Your best possible situation is to split it up. You’ll end up with a stream of readback-tasks.

Fire off the readback like it was any other graphics-call.

Then do the actual map and read later so you aren’t forcing the CPU to wait until the GPU has copied everything into staging-texture’s CPU-local mem has finished until you truly must. You can use DO_NOT_WAIT in the map call to return an error if it would have blocked (then you handle it again later when it finally doesn’t return an error).

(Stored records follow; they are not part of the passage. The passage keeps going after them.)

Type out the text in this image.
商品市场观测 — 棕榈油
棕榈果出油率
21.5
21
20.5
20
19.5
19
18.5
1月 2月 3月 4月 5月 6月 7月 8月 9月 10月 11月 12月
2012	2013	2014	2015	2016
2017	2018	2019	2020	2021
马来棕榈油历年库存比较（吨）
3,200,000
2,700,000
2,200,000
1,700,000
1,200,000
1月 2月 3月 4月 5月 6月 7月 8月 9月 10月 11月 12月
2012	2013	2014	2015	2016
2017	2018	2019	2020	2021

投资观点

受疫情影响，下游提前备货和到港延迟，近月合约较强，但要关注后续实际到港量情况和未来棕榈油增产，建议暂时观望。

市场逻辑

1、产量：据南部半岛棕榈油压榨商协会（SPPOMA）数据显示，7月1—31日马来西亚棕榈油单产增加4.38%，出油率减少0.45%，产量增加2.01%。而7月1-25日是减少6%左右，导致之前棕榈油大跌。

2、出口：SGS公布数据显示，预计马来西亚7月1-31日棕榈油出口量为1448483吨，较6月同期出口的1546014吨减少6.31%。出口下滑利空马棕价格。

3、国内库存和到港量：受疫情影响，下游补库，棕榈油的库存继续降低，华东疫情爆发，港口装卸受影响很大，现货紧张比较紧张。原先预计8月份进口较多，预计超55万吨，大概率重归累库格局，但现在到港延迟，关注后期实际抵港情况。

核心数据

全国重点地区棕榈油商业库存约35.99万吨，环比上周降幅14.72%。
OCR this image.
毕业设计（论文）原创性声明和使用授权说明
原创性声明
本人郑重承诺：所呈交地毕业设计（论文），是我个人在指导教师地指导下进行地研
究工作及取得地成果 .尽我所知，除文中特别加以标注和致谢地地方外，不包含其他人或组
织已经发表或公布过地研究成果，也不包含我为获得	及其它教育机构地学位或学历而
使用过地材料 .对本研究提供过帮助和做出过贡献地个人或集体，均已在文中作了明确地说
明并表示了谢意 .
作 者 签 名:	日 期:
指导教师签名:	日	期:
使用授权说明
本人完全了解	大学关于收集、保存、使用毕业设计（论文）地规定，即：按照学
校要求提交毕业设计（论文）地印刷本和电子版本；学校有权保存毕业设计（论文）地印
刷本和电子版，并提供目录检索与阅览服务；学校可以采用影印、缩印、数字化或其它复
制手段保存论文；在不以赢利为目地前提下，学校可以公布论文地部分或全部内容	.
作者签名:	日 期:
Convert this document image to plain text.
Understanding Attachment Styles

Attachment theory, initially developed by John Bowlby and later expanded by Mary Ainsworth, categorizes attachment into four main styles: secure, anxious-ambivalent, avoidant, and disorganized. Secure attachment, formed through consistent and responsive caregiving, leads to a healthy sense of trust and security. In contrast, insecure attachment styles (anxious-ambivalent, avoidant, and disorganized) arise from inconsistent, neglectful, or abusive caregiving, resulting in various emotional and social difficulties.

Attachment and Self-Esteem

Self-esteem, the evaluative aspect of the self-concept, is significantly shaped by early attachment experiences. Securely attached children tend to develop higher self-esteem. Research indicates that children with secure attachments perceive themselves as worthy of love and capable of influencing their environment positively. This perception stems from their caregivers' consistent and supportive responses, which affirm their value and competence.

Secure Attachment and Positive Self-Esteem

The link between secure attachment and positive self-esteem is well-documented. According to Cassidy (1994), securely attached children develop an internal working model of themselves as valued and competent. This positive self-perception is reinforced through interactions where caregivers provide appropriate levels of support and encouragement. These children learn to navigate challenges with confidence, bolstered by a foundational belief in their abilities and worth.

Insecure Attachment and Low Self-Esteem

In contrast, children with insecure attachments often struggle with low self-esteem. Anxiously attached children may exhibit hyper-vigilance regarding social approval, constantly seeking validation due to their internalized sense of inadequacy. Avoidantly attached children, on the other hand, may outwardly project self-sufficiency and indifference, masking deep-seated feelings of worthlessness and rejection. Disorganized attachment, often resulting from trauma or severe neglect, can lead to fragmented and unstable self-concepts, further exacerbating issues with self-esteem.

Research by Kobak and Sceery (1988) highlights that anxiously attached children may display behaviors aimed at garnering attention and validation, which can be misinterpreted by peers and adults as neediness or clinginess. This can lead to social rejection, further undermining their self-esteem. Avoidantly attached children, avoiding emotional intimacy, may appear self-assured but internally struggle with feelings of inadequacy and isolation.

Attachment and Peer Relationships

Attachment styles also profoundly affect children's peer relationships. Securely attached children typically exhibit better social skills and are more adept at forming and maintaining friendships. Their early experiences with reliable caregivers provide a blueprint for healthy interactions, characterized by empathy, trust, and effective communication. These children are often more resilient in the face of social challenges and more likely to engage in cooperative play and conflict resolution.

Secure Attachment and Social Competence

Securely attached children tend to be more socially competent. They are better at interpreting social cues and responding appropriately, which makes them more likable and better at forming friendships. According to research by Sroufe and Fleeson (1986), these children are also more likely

If you can’t wait a frame or 2 you’re kind of sunk so you’ll either need to rework your stuff to understand that there’s a delay, or swallow the wait and settle with at least not blocking for the whole time.

Eugene

I linked relevant line of code that causes a lot of delay (besides GPU-CPU sync): CreateTexture2D

I never tested it.

mcmordie

Okay makes sense & thanks for the clarification. To my understanding (not a D3D person), the staging texture is needed and certainly when I attempt to copy directly from the texture I get an empty buffer.

With reference to this I am going to try rotating the staging textures and of course keeping them in a queue rather than creating them on the fly:

https://stackoverflow.com/questions/40808759/id3d11devicecontextmap-slow-performance

mcmordie

Makes sense and I think this aligns with the approach listed in the StackOverflow post-- the ResourceCopies are necessary, but apparently they can overlap with other GPU work if the staging buffers are used in sequence?

Eugene

Simplest thing you can try is to keep staging texture created in texture itself, and call GetData in the beginning of next frame. See if it makes things better.

mcmordie

Alright, using a ring buffer of staging textures was good enough to get me from 60 to 98% GPU utilization. Not sure which one of you to click solution on, thank you both for your help on this!